In this paper we used two methods, ANN and MLR models. We have proposed a new application of principal component analysis (PCA) for using in process of feed data in MLR model. In addition, we investigated the effect of some important training functions which use heuristic and optimization methods to update the ANN weights and biases. Finally for results comparison of the models a proper statistic index is developed based on discrepancy ratio (DR) statistic presented by White, Milli, and Crabbe (1973).
In this research to take into consideration of problems in the some water resources studies based on MLR model a proper methodology for this model developed to predict the monthly flow. Besides, a proper ANN model developed using the most famous training functions.
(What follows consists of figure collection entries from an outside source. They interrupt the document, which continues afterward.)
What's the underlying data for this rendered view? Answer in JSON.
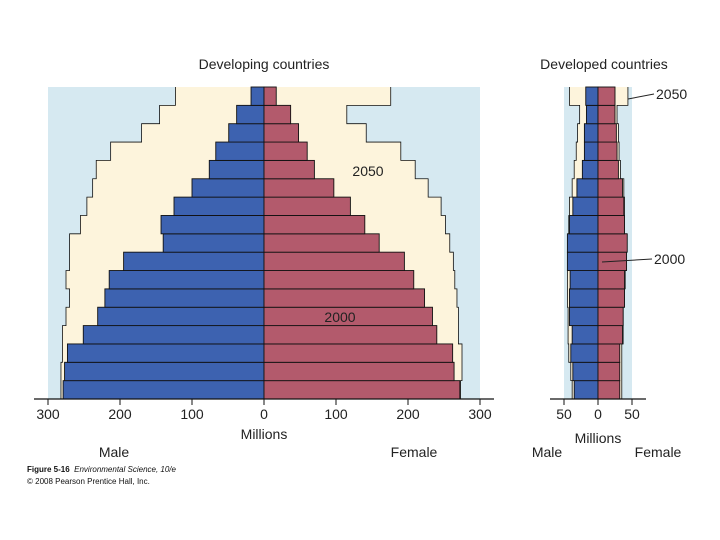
{
  "colors": {
    "background_panel": "#d6e9f1",
    "projection_fill": "#fdf4dc",
    "male": "#3d62b0",
    "female": "#b35a6c",
    "outline": "#111111",
    "text": "#222222"
  },
  "chart_data": [
    {
      "type": "bar",
      "subtype": "population-pyramid",
      "title": "Developing countries",
      "xlabel": "Millions",
      "left_label": "Male",
      "right_label": "Female",
      "xlim": [
        -300,
        300
      ],
      "x_ticks": [
        -300,
        -200,
        -100,
        0,
        100,
        200,
        300
      ],
      "x_tick_labels": [
        "300",
        "200",
        "100",
        "0",
        "100",
        "200",
        "300"
      ],
      "series": [
        {
          "name": "2000",
          "male": [
            279,
            277,
            273,
            251,
            231,
            221,
            215,
            195,
            140,
            143,
            125,
            100,
            76,
            67,
            49,
            38,
            18
          ],
          "female": [
            272,
            264,
            262,
            240,
            234,
            223,
            208,
            195,
            160,
            140,
            120,
            97,
            70,
            60,
            48,
            37,
            17
          ]
        },
        {
          "name": "2050",
          "male": [
            282,
            282,
            280,
            280,
            275,
            270,
            275,
            270,
            270,
            255,
            246,
            238,
            233,
            213,
            170,
            145,
            123
          ],
          "female": [
            273,
            275,
            275,
            270,
            270,
            268,
            265,
            263,
            258,
            252,
            246,
            228,
            210,
            190,
            142,
            115,
            176
          ]
        }
      ],
      "annotations": [
        "2050",
        "2000"
      ]
    },
    {
      "type": "bar",
      "subtype": "population-pyramid",
      "title": "Developed countries",
      "xlabel": "Millions",
      "left_label": "Male",
      "right_label": "Female",
      "xlim": [
        -50,
        50
      ],
      "x_ticks": [
        -50,
        0,
        50
      ],
      "x_tick_labels": [
        "50",
        "0",
        "50"
      ],
      "series": [
        {
          "name": "2000",
          "male": [
            35,
            37,
            40,
            38,
            42,
            42,
            41,
            45,
            45,
            42,
            37,
            31,
            23,
            20,
            20,
            17,
            18
          ],
          "female": [
            32,
            32,
            32,
            36,
            37,
            39,
            39,
            42,
            43,
            39,
            38,
            36,
            30,
            28,
            27,
            25,
            25
          ]
        },
        {
          "name": "2050",
          "male": [
            38,
            40,
            43,
            44,
            44,
            45,
            45,
            45,
            44,
            43,
            42,
            38,
            35,
            32,
            30,
            27,
            42
          ],
          "female": [
            35,
            35,
            35,
            37,
            37,
            39,
            40,
            41,
            42,
            39,
            39,
            38,
            33,
            31,
            30,
            28,
            44
          ]
        }
      ],
      "annotations": [
        "2050",
        "2000"
      ]
    }
  ],
  "caption": {
    "figure": "Figure 5-16",
    "book": "Environmental Science, 10/e",
    "copyright": "© 2008 Pearson Prentice Hall, Inc."
  }
}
The following results can be getting in this study:
•
The discrepancy ratio statistic proposed by White et al. (1973) is not comprehensive and capable to evaluation of the all models.
•
An alternative option to remedy of multicolinearity problem in MLR model is PCA.
•
The developed discrepancy ratio statistic is a proper statistic index to check the model robustness that it do not has limitations of discrepancy ratio is presented by White et al. (1973).
•
Different training functions don’t have significant effect on ANN operation; however CGF, SCG, and OSS have better results than the others.
•
Performed analysis on evaluation of model robustness for wet and arid periods indicated that CGF, SCG models have better results than OSS model.